The software itself is the result of countless hours of coding and testing, and has been open source since the beginning. I invested a lot of time and money running and managing the instances so everyone could enjoy it for free, and I've been mostly happy doing so for the last two and a half years.
Of course there have been some abuses, such as idiots scanning whole IP ranges (either as an attempt to harm the service or to rebuild a freely available database by iterating on all IPv4 address space), or some companies leaching of a free service and sending some substantial amount of traffic. After all, the API was unrestricted and not rate limited, and I still think to this day that it was easier to add capacity as Telize grew instead of implementing ratios and regulate the service. So for the most part, I didn't mind and I'm happy people put the API to good use.
However, things changed when I discovered Telize was being used by malware and ransomware. Quite frankly, this is something I just can't tolerate. On November 5th I announced the decision to close the public instance with a 10 days notice, effective November 15th. I simply do not have time, energy, nor resources to engage in fighting abuses.

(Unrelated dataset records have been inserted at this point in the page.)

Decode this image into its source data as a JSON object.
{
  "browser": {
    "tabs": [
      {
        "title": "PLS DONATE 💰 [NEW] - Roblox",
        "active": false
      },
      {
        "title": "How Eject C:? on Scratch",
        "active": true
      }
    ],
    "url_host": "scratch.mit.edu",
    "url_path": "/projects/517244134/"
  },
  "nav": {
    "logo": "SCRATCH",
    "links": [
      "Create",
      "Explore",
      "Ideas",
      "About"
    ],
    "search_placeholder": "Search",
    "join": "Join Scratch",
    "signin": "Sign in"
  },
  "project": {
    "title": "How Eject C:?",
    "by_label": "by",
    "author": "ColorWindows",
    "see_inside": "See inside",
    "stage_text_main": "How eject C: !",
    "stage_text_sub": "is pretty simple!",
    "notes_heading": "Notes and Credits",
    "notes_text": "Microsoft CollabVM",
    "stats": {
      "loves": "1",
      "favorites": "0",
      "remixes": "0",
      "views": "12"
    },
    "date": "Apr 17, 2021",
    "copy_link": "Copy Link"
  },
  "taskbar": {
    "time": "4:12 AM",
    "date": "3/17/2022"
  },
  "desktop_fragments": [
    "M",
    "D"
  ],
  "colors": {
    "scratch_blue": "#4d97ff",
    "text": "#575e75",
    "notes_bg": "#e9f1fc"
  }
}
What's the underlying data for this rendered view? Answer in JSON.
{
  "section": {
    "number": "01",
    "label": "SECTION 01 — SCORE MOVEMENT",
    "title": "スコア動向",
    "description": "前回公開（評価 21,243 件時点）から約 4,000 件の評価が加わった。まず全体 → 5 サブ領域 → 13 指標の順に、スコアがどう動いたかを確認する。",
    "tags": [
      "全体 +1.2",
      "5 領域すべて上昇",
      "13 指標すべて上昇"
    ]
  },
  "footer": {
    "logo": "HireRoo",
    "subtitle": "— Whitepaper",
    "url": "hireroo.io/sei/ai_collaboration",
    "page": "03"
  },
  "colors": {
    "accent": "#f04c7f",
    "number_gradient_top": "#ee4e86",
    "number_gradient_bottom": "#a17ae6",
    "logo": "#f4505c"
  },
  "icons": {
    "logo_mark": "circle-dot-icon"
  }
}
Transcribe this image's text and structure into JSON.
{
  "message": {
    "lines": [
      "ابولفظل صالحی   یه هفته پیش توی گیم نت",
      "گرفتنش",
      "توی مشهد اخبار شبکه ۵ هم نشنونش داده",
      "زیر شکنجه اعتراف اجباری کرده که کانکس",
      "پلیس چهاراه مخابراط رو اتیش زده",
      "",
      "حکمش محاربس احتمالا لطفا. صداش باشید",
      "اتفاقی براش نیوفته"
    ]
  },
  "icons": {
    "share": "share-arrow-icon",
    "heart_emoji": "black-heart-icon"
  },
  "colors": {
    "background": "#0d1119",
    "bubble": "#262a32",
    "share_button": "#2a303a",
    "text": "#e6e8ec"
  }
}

So where do we go from here? Well, Telize is open source, and can be downloaded as tarball releases or on GitHub. The project will keep being maintained and anyone can install and run their own instance, there is no "vendor" lock-in. For those for which the previous option is not possible, there will be a paid version to ease transition. This is the only way to ensure that the service can't be used for nefarious purposes without a trace.
In retrospect, it has been a positive adventure and a nice surprise to see Telize grow steadily to serve more than 130M daily queries and give birth to new ideas. In fact, my very own Logswan was born out of the necessity of processing more than 20GB of logs daily.